# Anyone got this book - Catchers and Corvettes



## caledonia2006 (May 28, 2012)

Wonder if anyone has this book. I am planning to scratch build a model of an Auxilliary Steam Whaler. I understand from some book reviews that this book is a must for such a project but at £65 in paperback and about £250 hardback I am reluctant to buy, sight unseen.

If anyone has a copy could you please advise if the book (which I understand contains fold-out drawings) contains hull lines also. The size of whaler I am looking at has a length of approx. 140 ft.

Many thanks. Derek


----------



## stein (Nov 4, 2006)

I was in a model club where one member had a copy, a former whaler who brought it along to a couple of meetings. The book, as I remember it, was big and the fold out drawings were impressive. He built a model from one set of drawings.
I called the price steep, but several members claimed they would order a copy. I wonder if my volumes of "The 74 Gun Ship" is not from the same publishers?


----------



## caledonia2006 (May 28, 2012)

Thanks for your reply Stein, I have contacted many Museums and Universities both in the U.K. and Norway, and non seems to have any drawings of Auxiliary Steam Whalers, which is surprising since it was such a huge industry in the 19th Century. Derek


----------



## stein (Nov 4, 2006)

You could try the modelling club I was a member of. The old whaler I mentioned has passed away, but not unlikely there are other members who could help you. They did have a library in my time... anyway I can think of no better place to search. The webpage is in Norwegian but I see the chairman has an e-mail adress on the home page (upper right); http://maritimmodellklubb.wordpress.com/

There's also the whaling museum in Sandefjord, which i know nothing about: http://www.hvalfangstmuseet.no/en/


----------



## caledonia2006 (May 28, 2012)

Thanks again Stein, I will follow the Club link up. The Google Translater overcomes my lack of Norwegian. Appreciate your help once again. Derek


----------



## backsplice (May 23, 2005)

Don,t know if it,ll be any help but only yesterday I saw a tv prog which included the Maritime Museum in the trinity house building Leith. There are lots of stuff relating to Whaling because of Salvesens I guess so perhaps with a wee bit of luck they might have what your looking for anyway good luck


----------



## caledonia2006 (May 28, 2012)

backsplice said:


> Don,t know if it,ll be any help but only yesterday I saw a tv prog which included the Maritime Museum in the trinity house building Leith.
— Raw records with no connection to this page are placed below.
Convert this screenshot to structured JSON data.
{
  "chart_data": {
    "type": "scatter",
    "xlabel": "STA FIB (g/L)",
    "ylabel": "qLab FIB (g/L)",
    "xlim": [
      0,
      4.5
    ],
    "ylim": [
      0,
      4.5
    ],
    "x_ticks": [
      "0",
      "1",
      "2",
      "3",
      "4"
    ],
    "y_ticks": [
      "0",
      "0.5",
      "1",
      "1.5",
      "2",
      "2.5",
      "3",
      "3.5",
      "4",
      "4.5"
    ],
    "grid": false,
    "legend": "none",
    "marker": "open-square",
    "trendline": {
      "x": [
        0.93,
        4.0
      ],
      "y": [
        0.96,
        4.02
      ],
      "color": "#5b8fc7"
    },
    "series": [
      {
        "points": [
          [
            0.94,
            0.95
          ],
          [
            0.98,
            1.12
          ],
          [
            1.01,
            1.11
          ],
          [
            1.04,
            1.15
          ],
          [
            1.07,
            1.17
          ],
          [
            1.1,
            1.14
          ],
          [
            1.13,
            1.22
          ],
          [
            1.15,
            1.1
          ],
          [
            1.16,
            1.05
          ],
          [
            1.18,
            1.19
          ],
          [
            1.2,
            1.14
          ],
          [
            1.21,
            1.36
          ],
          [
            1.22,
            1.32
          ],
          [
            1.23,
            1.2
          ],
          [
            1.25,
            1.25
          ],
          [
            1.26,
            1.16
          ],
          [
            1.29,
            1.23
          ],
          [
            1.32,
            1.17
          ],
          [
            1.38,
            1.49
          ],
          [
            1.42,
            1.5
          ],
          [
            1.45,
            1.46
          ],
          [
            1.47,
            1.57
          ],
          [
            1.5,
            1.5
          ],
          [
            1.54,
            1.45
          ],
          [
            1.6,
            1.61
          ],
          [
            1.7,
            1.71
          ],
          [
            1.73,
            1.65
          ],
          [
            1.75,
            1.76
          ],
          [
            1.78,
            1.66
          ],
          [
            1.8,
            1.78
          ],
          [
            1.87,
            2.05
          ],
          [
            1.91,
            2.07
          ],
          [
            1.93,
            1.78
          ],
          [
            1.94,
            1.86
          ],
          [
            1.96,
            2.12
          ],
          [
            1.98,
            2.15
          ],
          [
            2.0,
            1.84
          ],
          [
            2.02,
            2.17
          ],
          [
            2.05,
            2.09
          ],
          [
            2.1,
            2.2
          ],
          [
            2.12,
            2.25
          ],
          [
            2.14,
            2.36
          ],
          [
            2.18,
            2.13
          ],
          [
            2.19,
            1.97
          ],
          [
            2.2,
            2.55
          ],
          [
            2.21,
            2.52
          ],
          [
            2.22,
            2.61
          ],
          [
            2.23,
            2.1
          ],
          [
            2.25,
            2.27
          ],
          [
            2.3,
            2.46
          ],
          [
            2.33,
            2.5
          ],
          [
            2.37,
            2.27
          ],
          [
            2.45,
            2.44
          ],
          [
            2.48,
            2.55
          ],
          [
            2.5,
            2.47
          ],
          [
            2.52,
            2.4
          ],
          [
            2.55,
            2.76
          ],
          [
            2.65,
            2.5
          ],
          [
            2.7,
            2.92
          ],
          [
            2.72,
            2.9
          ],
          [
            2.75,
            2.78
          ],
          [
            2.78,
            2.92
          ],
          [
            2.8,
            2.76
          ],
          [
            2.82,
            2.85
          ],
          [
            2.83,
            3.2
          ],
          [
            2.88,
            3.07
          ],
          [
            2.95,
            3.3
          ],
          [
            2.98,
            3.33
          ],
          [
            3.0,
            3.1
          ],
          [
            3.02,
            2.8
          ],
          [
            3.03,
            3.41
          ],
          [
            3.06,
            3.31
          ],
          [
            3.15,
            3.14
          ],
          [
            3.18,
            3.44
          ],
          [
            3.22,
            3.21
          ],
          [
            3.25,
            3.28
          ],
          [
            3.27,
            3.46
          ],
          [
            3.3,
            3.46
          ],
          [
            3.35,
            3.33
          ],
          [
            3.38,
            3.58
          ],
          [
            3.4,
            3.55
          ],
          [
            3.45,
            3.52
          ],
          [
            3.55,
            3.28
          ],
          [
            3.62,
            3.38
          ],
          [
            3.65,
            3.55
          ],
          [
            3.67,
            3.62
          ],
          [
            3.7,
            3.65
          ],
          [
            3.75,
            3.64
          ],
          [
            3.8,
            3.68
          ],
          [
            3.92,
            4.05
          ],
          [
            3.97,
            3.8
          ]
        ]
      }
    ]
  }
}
There are lots of stuff relating to Whaling because of Salvesens I guess so perhaps with a wee bit of luck they might have what your looking for anyway good luck


Thanks very much I will follow this up. Derek


----------



## caledonia2006 (May 28, 2012)

Some sucess at last. I have finally found the Plans for the SY Scotia which was the vessel I was really looking for.


The Thomas H Manning Polar Archives
Scott Polar Research Institute
University of Cambridge
Lensfield Road
Cambridge
CB2 1ER

They advised that the Plans are reproduced in the following book.

"The Log of the Scotia" by William Speirs Bruce, 
edited by Peter Speak published in 1992 by Edinburgh University Press
ISBN 0 74860293 3
the plans are reproduced on pages 40 to 51

Thanks to everyone who offered suggestions during my search. 

Cheers Derek


----------



## caledonia2006 (May 28, 2012)

Some good news this morning, found out my bid on ebay for the above book was successful at a price much lower than Amazon and others. Waiting for delivery now, there are apparently 11 pages of drawings of the vessel and hopefully some photos too. Derek


----------